Dans le même temps, deux jeunes sont amenés auprès des autorités. Ils présentent des blessures par balles et sont rapidement admis au Centre hospitalier de Mayotte (CHM). L’un a été touché à la fesse et l’autre à deux doigts de la main gauche. Une enquête de flagrance est immédiatement ouverte par les policiers.

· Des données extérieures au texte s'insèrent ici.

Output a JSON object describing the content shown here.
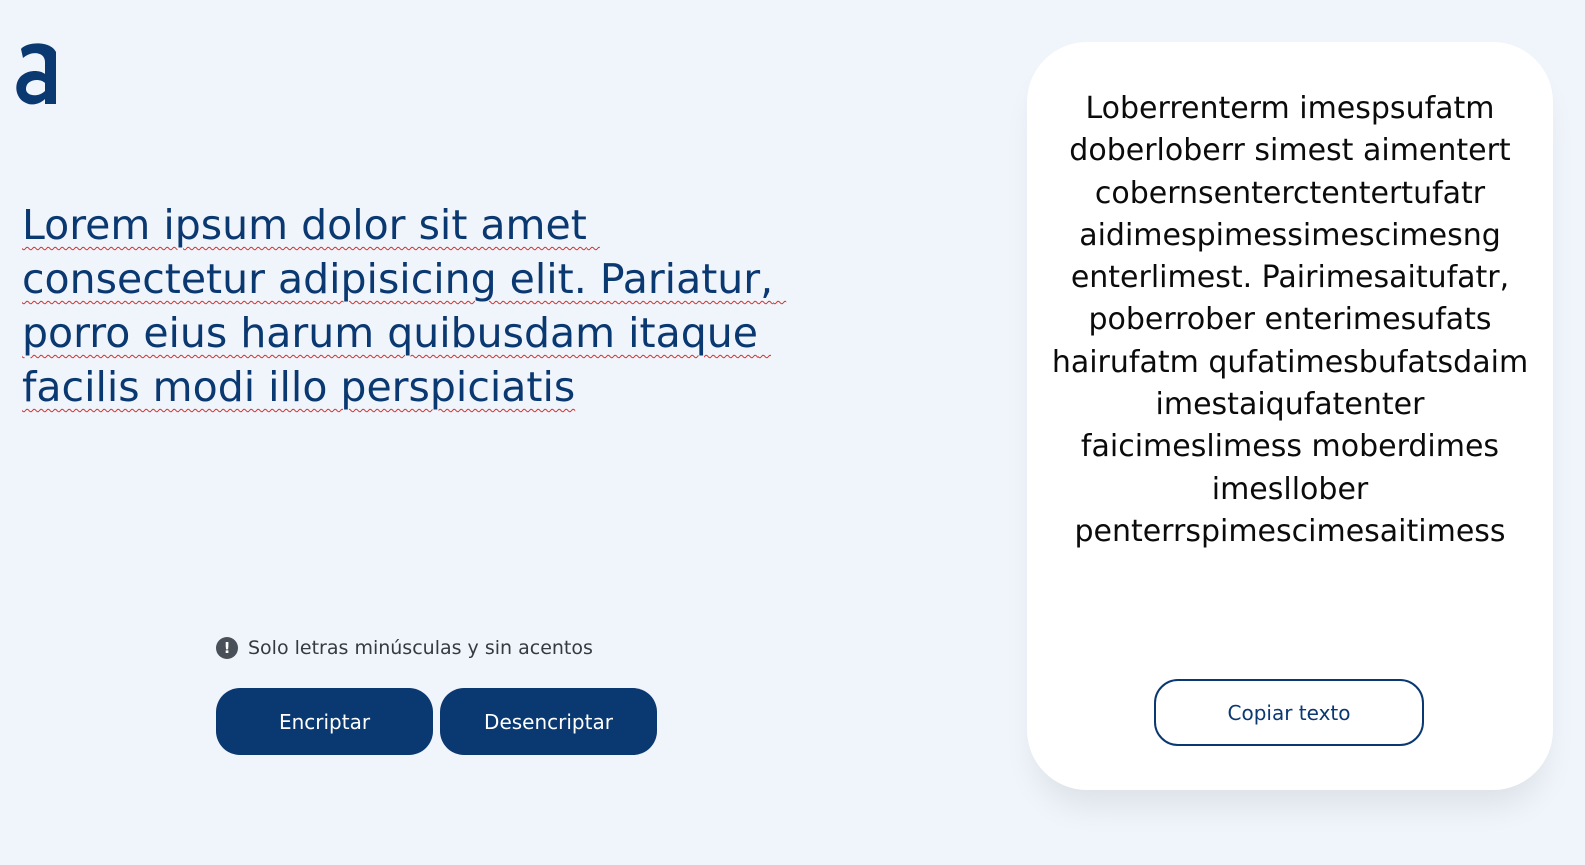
{
  "logo": {
    "icon": "alura-a-logo-icon",
    "color": "#0a3871"
  },
  "input": {
    "value": "Lorem ipsum dolor sit amet consectetur adipisicing elit. Pariatur, porro eius harum quibusdam itaque facilis modi illo perspiciatis"
  },
  "hint": {
    "icon": "exclamation-circle-icon",
    "text": "Solo letras minúsculas y sin acentos"
  },
  "actions": {
    "encrypt_label": "Encriptar",
    "decrypt_label": "Desencriptar"
  },
  "output": {
    "text": "Loberrenterm imespsufatm doberloberr simest aimentert cobernsenterctentertufatr aidimespimessimescimesng enterlimest. Pairimesaitufatr, poberrober enterimesufats hairufatm qufatimesbufatsdaim imestaiqufatenter faicimeslimess moberdimes imesllober penterrspimescimesaitimess",
    "copy_label": "Copiar texto"
  },
  "colors": {
    "background": "#f0f4fb",
    "primary": "#0a3871",
    "card": "#ffffff",
    "hint_text": "#343a40",
    "spellcheck_underline": "#d0312d"
  }
}
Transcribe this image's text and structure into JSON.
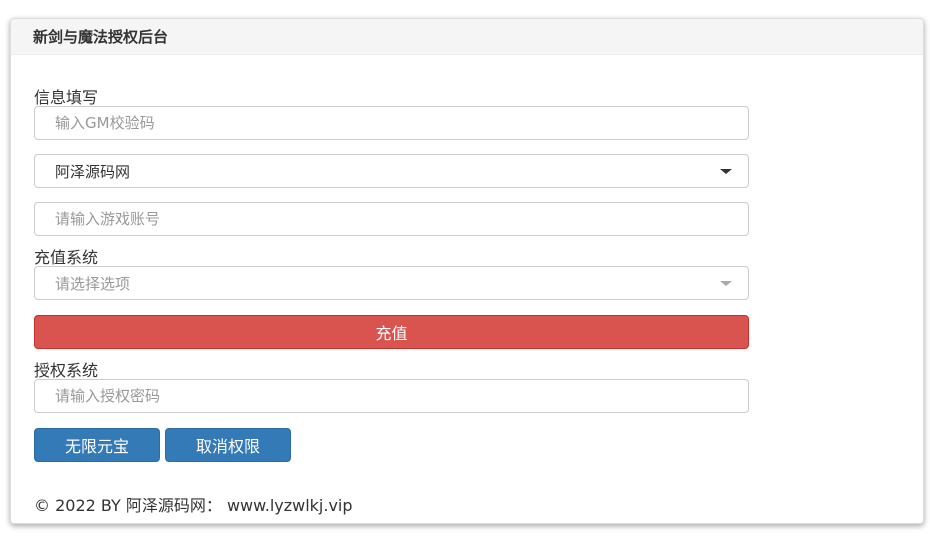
{
  "panel": {
    "title": "新剑与魔法授权后台"
  },
  "info_section": {
    "label": "信息填写",
    "gm_code_placeholder": "输入GM校验码",
    "server_select_value": "阿泽源码网",
    "account_placeholder": "请输入游戏账号"
  },
  "recharge_section": {
    "label": "充值系统",
    "option_placeholder": "请选择选项",
    "recharge_button": "充值"
  },
  "auth_section": {
    "label": "授权系统",
    "password_placeholder": "请输入授权密码",
    "unlimited_button": "无限元宝",
    "revoke_button": "取消权限"
  },
  "footer": {
    "text": "© 2022 BY 阿泽源码网： www.lyzwlkj.vip"
  },
  "colors": {
    "danger": "#d9534f",
    "primary": "#337ab7",
    "heading_bg": "#f5f5f5"
  },
  "icons": {
    "select_caret": "chevron-down-icon"
  }
}
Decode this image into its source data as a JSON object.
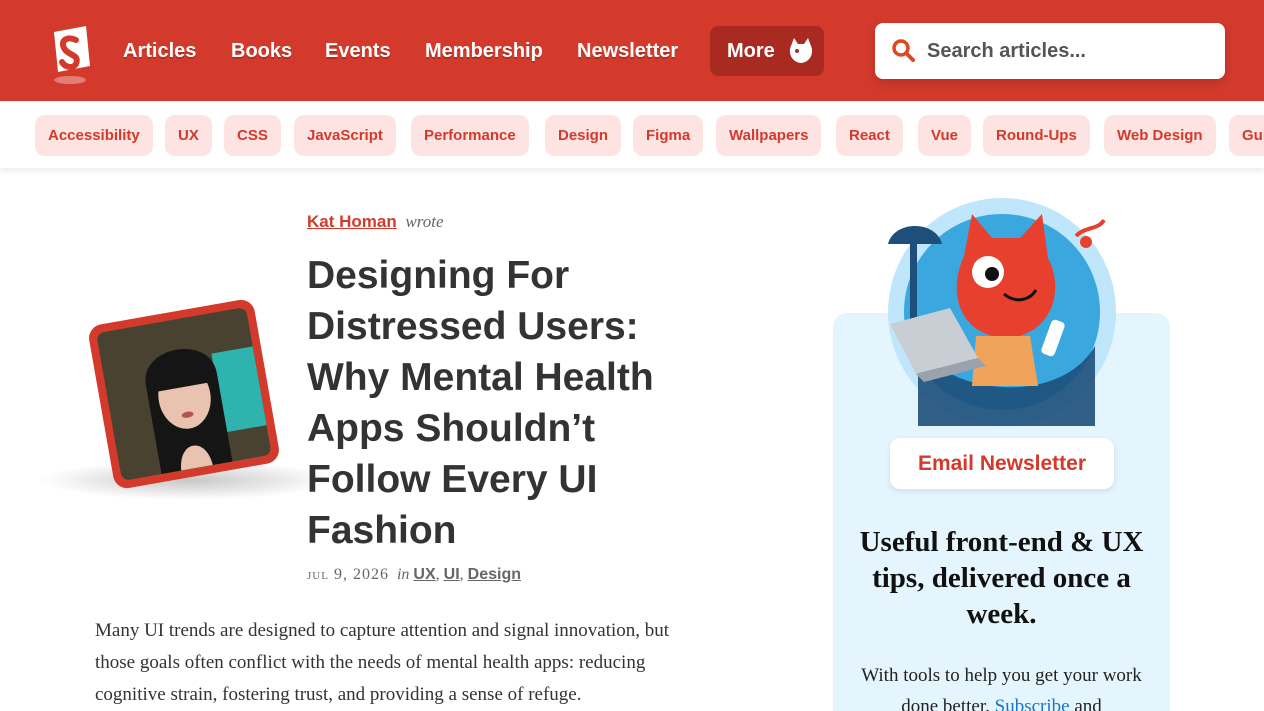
{
  "nav": {
    "items": [
      "Articles",
      "Books",
      "Events",
      "Membership",
      "Newsletter"
    ],
    "more_label": "More"
  },
  "search": {
    "placeholder": "Search articles..."
  },
  "tags": [
    "Accessibility",
    "UX",
    "CSS",
    "JavaScript",
    "Performance",
    "Design",
    "Figma",
    "Wallpapers",
    "React",
    "Vue",
    "Round-Ups",
    "Web Design",
    "Guides"
  ],
  "article": {
    "author": "Kat Homan",
    "wrote": "wrote",
    "title": "Designing For Distressed Users: Why Mental Health Apps Shouldn’t Follow Every UI Fashion",
    "date": "jul 9, 2026",
    "in_word": "in",
    "categories": [
      "UX",
      "UI",
      "Design"
    ],
    "intro": "Many UI trends are designed to capture attention and signal innovation, but those goals often conflict with the needs of mental health apps: reducing cognitive strain, fostering trust, and providing a sense of refuge."
  },
  "sidebar": {
    "button": "Email Newsletter",
    "heading": "Useful front-end & UX tips, delivered once a week.",
    "text_before": "With tools to help you get your work done better.",
    "subscribe_link": "Subscribe",
    "text_after": "and"
  },
  "colors": {
    "brand": "#d33a2c",
    "tag_bg": "#fde3e1",
    "sidebar_bg": "#e4f5fe"
  }
}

Le premier des deux blessé a un casier judiciaire vierge, mais est déjà connu des services de police. L’autre a un casier judiciaire conséquent. À tout juste 18 ans, est inscrit au fichier des personnes recherchées où il est noté qu'il est "dangereux, armé et violent". D'ailleurs, quand il a appris que les gendarmes souhaitaient l’interroger, il a pris la fuite de l’hôpital, malgré ses 45 jours d’incapacité totale de travail (ITT).
Trois jours plus tard, lorsqu'il apprend dans la presse que deux jeunes avaient été blessés ce soir là, l’ancien gendarme se présente d'initiative au commissariat. Placé en garde à vue, dans un premier temps pour "tentative d’assassinat" puis pour "violence avec arme", l’auteur présumé des coups de feu est placé en détention provisoire.
"Mayotte, ce n'est pas le Farwest !"
Lors de son procès, l’ancien gendarme, qui craignait pour sa vie, a expliqué avoir agi en état de légitime défense. Cet argument, le parquet n’a pas souhaité le retenir. "Vous brandissez une arme de catégorie B comme un cowboy, mais Mayotte ce n’est pas le Farwest !". La substitut du procureur a demandé une condamnation à 30 mois de prison dont 18 mois avec sursis et sans mandat de dépôt, ainsi qu'une confiscation de l'ensemble de ses armes et une interdiction de 10 à 15 ans de détention et de port d’arme. Ses réquisitions ont été suivies par le tribunal. Placé en détention à domicile, l'ancien gendarme devra, pendant un an, porter un bracelet électronique. Une peine aménagée pour lui permettre de conserver son activité professionnelle de salarié dans le bâtiment. A la sortie du tribunal, son avocat a indiqué qu'ils se laissaient le temps de faire appel de cette décision.